Does the Kimchi Taco Truck Have the Right Recipe for a Restaurant?

Home Brooklyn Life Does the Kimchi Taco Truck Have the Right Recipe for a Restaurant?
kimchi taco truck
Photo: Gloria Dawson / The Brooklyn Ink

There’s always a line at the Kimchi Taco Truck. Whether it’s parked under the High Line, next to the vintage furnishings at the Hell’s Kitchen Flea Market or among the other gourmet food trucks at Grand Army Plaza’s Food Truck Rallies, patient customers are greeted with “thanks for waiting” when they finally reach the front of the line. Phillip Lee, the owner and founder of the truck, wants to keep his customers happy and satisfied. He’s betting they’ll be waiting for his kimchi when he opens up a restaurant later this month.

“I think everyone who goes into this business wants their own place eventually. If you go to work at a bank you don’t want to buy a bank, but there’s definitely an entrepreneurial spirit in the food truck business,” Lee said.

The idea for the restaurant, Kimchi Grill, wasn’t just a case of the entrepreneurial spirit getting the best of him. Lee had the lease to the restaurant space before the first person lined up for a kimchi dish from the truck. The truck was a way for Lee to test out the recipes, build excitement, a beta test for the restaurant launch.

Other local businesses have made the leap from truck to brick-and-mortar shop like Van Leeuwen, the artisanal ice cream makers and Mexicue, the creators of popular dishes that combine Mexican and barbeque flavors. Van Leeuwen now has three permanent locations and Mexicue has two. David Weber, the president of the Food Truck Alliance and co-owner of Rickshaw Dumpling Bars, went the other way, from restaurants to trucks.

“Trucks are a good way to get your brand in front of customers,” said Ron Ruggless who writes about restaurants, food trucks and more at Nation’s Restaurant News. Trucks are increasingly a good way to test the waters. A recent study preformed by National Restaurant Association indicated that 59 percent of customers would likely visit a food truck if one of their favorite restaurants decided to open one.

When comparing restaurants to trucks, Ruggless said, “The benefits being seating and climate, to name a few. The downside is not being able to go to where the people are.”

Kimchi Tacos
The Kimchi Taco Truck tacos. Photo: Gloria Dawson / The Brooklyn Ink

Lee thinks it’s all about location too. Parking location. If you can’t park you can’t serve your customers. Finding a place to park was his main gripe about operating a food truck. With the truck, he was dealing with the DMV. Now it’s the DOB (Department of Buildings). But there’s always the DOH (the Department of Health), he said. Trucks and restaurant “both have headaches. Just different headaches,” Lee said. Yet opening a restaurant has been easier, so far. He had plenty of experience to bring to the operation. He studied at Cornell University’s School of Hotel Administration and spent almost nine years working in hospitality, management and as a general manager at various BR Guest restaurants.

The Kimchi Grill will be a small restaurant on Washington Avenue in Prospect Heights, with a counter in the back for orders.
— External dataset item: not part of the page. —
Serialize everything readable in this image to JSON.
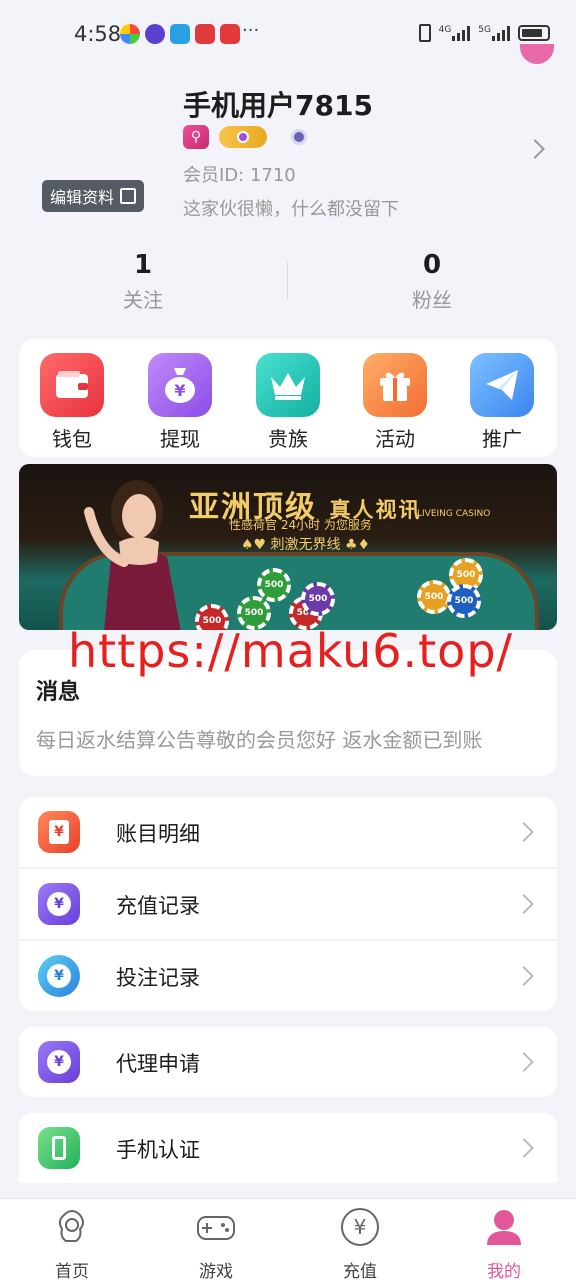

There will be seating for 17, but for now, before the restaurant opens, the space is used to store bottle after bottle of Sriracha sauce and huge bins of kimchi and as a bit more space to prepare the trucks food.

Lee will be keeping things simple and consistent, at least at first, by having the same dishes (and prices) as the truck, with occasional specials. That means he’ll be keeping the truck’s signature style of adding kimchi and Korean flavors to cheesesteaks, nachos, rice balls and, of course, tacos. Lee, and the truck’s co-founder and his former partner chef Youngsun Lee, created the Kimchi Taco Trucks’ version of kimchi, the fermented vegetable dish. Theirs is a red kimchi. They drew from their Korean backgrounds and their love for street food.

The future home of the Kimchi Grill. Photo: Gloria Dawson / The Brooklyn Ink

The Kimchi Grill will be in good company in their new permanent location, with plenty of new bars and restaurants and a good sense of community, said Jennifer Wanous, who will be working with Lee at the new restaurant. Wanous and Mike Calderon, another employee, both live in the areaand Lee will be looking to them for feedback on how to appeal to the neighborhood. When Lee said he thinks lunch will be the busiest shift for the grill, Calderon interjected that he thought happy hour would be hopping. “A bar across the street are already asking for the menu” to give to customers so they can order in at the bar, Calderon said. Besides the bar owner, other locals have popped in when they see the truck outside to ask when the restaurant will open.

Kimchi isn’t always an easy sell, but Lee thinks the people who settle in this up-and-coming area are adventurous and that will translate into the food they like as well. Lee has been surprised by New Yorkers tastes before. When he started serving up kimchi he said he thought New York City palettes were dumbed down, but it turned out New Yorkers asked for the spicy kimchi amped up.

The Kimchi Grill will be located at 766 Washington St., near Sterling Place.